11. The method of claim 10, wherein the cathodic poison consists of silicon.

12. The method of claim 10, wherein the cathodic poison consists of a nonmetallic alloying element.

13. The method of claim 10, wherein the cathodic poison is a nonmetallic alloying element selected from the group consisting of phosphorous, sulfur, and selenium.

14. The method of claim 10, wherein the cathodic poison consists of a periodic table of the elements Group 16 alloying element.

15. A method comprising: obtaining a first amount of magnesium, a second amount of manganese, and a third amount of a cathodic poison, the cathodic poison being a nonmetallic alloying element configured to inhibit a cathodic reaction when combined with the magnesium; andcombining the magnesium, the manganese, and the cathodic poison to thereby form a kinetically hindered magnesium alloy.

16. The method of claim 15, wherein the kinetically hindered magnesium alloy includes less than about 6 parts by weight of a combination of the manganese and the cathodic poison.

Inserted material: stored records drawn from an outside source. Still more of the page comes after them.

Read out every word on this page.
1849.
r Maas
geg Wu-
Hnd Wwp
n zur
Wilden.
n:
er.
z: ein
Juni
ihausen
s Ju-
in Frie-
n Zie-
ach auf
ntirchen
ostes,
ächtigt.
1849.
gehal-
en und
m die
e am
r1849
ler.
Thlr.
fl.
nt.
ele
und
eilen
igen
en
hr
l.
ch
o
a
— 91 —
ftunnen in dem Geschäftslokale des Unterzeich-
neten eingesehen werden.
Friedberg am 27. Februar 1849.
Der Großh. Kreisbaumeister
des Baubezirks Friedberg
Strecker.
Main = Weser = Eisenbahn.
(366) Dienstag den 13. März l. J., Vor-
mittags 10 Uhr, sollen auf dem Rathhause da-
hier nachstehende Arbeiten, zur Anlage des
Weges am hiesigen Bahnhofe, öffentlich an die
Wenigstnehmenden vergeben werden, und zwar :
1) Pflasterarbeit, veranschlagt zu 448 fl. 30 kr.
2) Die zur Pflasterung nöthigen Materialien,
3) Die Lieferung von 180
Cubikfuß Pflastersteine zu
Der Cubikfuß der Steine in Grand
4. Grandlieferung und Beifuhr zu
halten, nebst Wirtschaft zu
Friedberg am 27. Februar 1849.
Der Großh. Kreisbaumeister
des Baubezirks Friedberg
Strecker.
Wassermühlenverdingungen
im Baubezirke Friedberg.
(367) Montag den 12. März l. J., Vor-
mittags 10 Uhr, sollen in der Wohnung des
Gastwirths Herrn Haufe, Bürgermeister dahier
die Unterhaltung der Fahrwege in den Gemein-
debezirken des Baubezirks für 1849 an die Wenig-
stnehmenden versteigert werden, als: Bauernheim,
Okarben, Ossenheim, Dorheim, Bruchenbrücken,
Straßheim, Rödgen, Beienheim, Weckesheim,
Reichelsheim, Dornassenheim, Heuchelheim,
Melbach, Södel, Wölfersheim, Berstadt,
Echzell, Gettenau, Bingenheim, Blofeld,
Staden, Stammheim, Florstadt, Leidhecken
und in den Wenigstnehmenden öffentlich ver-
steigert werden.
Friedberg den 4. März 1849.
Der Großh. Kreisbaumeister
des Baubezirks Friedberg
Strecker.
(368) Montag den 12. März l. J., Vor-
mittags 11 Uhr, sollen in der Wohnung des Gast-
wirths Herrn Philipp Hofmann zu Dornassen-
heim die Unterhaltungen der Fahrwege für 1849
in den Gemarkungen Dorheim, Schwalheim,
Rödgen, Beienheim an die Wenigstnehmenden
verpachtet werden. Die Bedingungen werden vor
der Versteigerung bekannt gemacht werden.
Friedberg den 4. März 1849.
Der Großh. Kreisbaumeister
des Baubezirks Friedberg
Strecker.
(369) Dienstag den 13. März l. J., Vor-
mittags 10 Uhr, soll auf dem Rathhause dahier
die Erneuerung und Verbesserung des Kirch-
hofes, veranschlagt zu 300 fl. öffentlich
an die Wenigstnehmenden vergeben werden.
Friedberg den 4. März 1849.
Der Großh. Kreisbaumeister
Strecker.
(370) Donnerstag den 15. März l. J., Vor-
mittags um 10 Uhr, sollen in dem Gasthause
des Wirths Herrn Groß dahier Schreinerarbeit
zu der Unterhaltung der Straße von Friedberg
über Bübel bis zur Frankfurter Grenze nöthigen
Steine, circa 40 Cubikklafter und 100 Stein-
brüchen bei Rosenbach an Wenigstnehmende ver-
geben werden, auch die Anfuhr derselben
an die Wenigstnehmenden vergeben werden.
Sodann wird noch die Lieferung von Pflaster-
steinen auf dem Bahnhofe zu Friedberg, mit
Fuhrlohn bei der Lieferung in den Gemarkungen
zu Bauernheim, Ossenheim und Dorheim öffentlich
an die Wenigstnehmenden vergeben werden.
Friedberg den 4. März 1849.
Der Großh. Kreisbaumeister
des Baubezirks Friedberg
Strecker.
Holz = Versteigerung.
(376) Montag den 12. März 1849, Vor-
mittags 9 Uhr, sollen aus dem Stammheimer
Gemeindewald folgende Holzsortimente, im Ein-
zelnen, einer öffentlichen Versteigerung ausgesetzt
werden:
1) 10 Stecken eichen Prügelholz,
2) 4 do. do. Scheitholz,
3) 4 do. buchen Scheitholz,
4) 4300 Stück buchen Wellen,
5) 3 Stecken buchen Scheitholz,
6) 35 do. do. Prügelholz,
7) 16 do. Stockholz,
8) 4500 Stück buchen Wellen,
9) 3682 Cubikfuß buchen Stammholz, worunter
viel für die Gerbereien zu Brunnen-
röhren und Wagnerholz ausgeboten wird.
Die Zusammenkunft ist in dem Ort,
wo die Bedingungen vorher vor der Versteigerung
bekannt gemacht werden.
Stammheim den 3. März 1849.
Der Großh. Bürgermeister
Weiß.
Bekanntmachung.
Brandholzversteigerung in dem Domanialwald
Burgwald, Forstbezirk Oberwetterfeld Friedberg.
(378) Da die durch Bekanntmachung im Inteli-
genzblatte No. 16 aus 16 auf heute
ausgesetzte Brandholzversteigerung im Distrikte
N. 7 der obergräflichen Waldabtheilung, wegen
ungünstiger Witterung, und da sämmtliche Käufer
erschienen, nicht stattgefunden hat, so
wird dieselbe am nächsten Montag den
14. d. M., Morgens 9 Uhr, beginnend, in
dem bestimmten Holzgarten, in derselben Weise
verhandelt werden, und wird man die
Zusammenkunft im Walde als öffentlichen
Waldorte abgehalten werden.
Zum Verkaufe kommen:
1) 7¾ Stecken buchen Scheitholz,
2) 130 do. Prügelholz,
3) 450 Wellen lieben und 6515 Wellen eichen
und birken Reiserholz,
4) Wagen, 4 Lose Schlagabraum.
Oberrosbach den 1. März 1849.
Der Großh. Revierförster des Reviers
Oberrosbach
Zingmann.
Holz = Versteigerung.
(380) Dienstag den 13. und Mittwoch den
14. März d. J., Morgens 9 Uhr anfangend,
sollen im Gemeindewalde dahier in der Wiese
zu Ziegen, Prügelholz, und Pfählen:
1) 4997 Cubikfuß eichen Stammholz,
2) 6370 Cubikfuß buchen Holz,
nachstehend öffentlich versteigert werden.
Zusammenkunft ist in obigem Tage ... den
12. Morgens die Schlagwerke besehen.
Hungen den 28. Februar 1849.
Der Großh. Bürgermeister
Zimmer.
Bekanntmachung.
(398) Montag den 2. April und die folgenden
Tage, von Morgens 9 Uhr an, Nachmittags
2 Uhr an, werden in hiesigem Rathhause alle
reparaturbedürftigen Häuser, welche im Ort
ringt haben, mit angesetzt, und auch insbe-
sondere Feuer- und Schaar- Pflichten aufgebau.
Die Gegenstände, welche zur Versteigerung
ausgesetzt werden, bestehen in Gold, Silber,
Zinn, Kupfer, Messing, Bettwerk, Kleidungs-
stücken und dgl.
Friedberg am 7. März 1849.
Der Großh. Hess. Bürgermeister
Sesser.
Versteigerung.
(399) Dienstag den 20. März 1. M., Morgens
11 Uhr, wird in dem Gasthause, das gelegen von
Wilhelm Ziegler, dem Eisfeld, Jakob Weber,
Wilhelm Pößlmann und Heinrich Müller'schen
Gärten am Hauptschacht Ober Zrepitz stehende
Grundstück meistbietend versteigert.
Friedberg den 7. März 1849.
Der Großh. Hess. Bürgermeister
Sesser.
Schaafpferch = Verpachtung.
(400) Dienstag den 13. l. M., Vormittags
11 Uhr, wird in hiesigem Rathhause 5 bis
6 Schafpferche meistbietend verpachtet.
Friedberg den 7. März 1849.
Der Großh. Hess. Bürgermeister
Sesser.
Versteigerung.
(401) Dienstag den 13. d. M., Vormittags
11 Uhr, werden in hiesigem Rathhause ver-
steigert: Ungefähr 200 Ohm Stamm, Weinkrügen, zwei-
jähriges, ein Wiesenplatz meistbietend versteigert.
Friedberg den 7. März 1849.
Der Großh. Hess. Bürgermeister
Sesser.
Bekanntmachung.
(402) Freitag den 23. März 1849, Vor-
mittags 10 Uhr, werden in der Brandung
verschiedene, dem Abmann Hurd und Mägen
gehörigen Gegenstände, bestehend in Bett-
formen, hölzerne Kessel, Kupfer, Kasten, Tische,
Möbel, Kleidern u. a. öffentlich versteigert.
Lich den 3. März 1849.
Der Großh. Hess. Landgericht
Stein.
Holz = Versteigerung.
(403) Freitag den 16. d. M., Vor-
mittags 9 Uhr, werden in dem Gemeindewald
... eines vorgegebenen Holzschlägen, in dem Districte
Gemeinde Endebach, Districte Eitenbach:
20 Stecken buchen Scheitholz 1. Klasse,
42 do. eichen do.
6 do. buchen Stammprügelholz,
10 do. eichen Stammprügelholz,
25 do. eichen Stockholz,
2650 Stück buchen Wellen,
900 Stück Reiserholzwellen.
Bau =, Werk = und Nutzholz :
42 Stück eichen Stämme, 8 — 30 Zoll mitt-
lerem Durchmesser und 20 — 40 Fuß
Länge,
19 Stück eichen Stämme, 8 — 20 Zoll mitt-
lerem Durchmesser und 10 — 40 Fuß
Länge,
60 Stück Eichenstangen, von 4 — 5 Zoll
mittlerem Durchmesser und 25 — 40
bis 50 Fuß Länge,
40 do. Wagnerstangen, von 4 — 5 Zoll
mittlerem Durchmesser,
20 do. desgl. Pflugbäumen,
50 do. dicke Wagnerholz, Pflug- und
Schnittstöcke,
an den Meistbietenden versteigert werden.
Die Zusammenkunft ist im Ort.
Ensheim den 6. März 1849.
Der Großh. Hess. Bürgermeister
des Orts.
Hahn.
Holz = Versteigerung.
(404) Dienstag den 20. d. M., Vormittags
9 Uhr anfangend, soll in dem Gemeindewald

17. The method of claim 15, wherein the kinetically hindered magnesium alloy includes less than 1 part by weight of the manganese and less than about 5 parts by weight of the cathodic poison.

18. The method of claim 15, wherein the nonmetallic alloying element is selected from the group consisting of phosphorous, sulfur, and selenium.

19. The method of claim 15, further comprising exposing the kinetically hindered magnesium alloy directly to an aqueous environment.

20. The method of claim 15, further comprising forming an automobile component from the kinetically hindered magnesium alloy.